Il y a cette idée, idée reçue donc naturellement très partagée et répandue, que la sexualité des femmes serait d'une complexité presque abyssale et d'un raffinement psychologique qui échapperait au mâle ordinairement épais et bandé.

On parle encore de nos jours, d'ordre plus général, d'un mystérieux «éternel féminin». C'est cet univers «insolite» qu'a voulu explorer le cinéaste français Jean-Claude Brisseau (Noce blanche) dans Les anges exterminateurs. Plus précisément, Brisseau, comme son alter ego François, le personnage principal, s'intéresse aux obscurs mécanismes du désir, du phantasme, de la jouissance et de l'orgasme chez les femmes.

François donc (Frédéric van den Diessche) est un cinéaste respectable, dans la force de l'âge, mais traverse professionnellement une période plus ou moins creuse. Délaissant momentanément un projet de film policier, il élabore lentement le scénario d'un étrange film érotique aux vues à la fois pédagogiques et poétiques: un long métrage sur le désir et le plaisir féminins, quelque chose qu'il espère jamais fait, jamais vu.

Pour mener à bien cette expérience, il recrute ici et là de jeunes et jolies Parisiennes et leur propose des auditions très spéciales, où les filles, volontaires, se livrent à divers actes sensuels «audacieux» sous l'oeil et la caméra du gentil pornographe intello, lequel s'abstient de participer aux ébats, trop occupé à sa création et à ses interrogations profondes. Évidemment, l'exercice se retournera éventuellement contre lui dans une suite de conflits avec ses jeunes recrues et de malentendus aux conséquences malheureuses. On vous épargne gracieusement le climax.

Pour l'anecdote, rappelons que Jean-Claude Brisseau a lui-même connu son lot d'ennuis, avec la justice, après avoir été reconnu coupable de harcèlement sexuel auprès d'actrices recrutées pour son film Choses secrètes, mais le cinéaste se défend d'avoir voulu se déculpabiliser par l'autobiographie.

Qu'importe le potin, Les anges exterminateurs, dont le titre se référence aux textes bibliques et non au chef-d'oeuvre de Luis Buñuel, fait davantage penser à ces amusantes petites fables coquines, chic et enrobées d'un verni vaguement intello de Just Jaeckin (Emmanuelle) ou David Hamilton (Bilitis) qu'à un véritable essai sur les secrets de la sexualité ou à une réflexion vraiment pertinente sur l'érotisme au cinéma. C'est mignon tout plein, les filles sont impeccablement roulées et s'abandonnent, sous un éclairage feutré, à leurs élans onanistes et saphiques, entre deux témoignages intimes.
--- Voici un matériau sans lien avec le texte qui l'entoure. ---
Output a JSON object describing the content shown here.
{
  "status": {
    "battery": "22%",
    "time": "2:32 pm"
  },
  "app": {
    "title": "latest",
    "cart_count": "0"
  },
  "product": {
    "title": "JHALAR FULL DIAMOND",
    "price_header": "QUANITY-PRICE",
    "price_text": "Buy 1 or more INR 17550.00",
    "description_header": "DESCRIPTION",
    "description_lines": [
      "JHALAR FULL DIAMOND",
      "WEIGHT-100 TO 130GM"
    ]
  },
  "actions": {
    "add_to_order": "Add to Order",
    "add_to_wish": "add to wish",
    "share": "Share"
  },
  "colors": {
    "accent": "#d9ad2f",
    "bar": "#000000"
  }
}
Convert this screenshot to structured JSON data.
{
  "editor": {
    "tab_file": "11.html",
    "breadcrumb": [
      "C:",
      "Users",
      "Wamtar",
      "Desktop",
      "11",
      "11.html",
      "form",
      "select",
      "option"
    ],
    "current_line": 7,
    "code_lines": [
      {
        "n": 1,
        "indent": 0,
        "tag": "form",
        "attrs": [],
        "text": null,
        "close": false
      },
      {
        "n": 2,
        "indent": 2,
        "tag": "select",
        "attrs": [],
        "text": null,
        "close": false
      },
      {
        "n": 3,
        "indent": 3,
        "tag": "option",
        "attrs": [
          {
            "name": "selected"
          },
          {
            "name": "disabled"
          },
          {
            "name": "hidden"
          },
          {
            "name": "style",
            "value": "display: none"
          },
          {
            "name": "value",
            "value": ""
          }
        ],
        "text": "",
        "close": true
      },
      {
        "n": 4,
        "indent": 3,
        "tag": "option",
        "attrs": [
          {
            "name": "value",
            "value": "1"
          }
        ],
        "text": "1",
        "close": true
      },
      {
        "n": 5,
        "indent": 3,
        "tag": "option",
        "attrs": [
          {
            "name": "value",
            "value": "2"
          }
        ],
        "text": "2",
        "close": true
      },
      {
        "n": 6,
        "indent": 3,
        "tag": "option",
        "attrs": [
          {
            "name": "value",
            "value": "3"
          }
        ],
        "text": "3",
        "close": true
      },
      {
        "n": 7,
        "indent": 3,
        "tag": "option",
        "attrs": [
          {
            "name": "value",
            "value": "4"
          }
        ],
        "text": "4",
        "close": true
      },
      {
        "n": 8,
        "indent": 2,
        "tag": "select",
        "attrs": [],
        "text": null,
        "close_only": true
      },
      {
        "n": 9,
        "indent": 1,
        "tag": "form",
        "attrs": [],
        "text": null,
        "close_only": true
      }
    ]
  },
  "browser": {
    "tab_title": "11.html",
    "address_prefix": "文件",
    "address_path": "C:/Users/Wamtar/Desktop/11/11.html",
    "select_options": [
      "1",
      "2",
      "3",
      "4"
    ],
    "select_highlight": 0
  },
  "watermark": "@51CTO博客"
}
Pour la réflexion sur le sexe, mieux vaut revenir aux oeuvres, discutables et dérangeantes mais fascinantes, de Catherine Breillat (Romance) et pour la réflexion sur le cinéma cochon mieux vaut revoir l'excellent Le pornographe de Bertrand Bonello. Les anges exterminateurs est d'une maladroite prétention qui confère à la naïveté, la fausse innocence, la condescendance ou à cette impression d'assurance qui viendrait avec l'âge: l'assurance de l'homme mûr qui a vu, qui a vécu; figure paternelle qui sait parler aux jeunes femmes et qui peut, d'un regard et d'une parole, susciter chez elles des pulsions torrides jusqu'alors inconnues.

En quelques mots ce film, témoignage d'un homme démodé en proie au démon du midi (Brisseau et son «double» François), n'est pas de son temps, pas de son époque. En retard, comme l'était notre Claude Fournier avec Je n'aime que toi. Dans ces cas-là, on aurait envie de ressortir la vieille formule: «Tasse-toi, mon oncle!»

________________________

* *

Les Anges exterminateurs, drame érotique de Jean-Claude Brisseau. Avec Frédéric van den Diessche, Maroussia Dubreuil, Lise Bellynck.

Un cinéaste caresse le projet de pénétrer, par son art, les mystères du désir, du plaisir et de la jouissance au féminin, avec l'aide de jeunes actrices apparemment volontaires.

Un film français érotique et intello, déjà daté dès sa conception.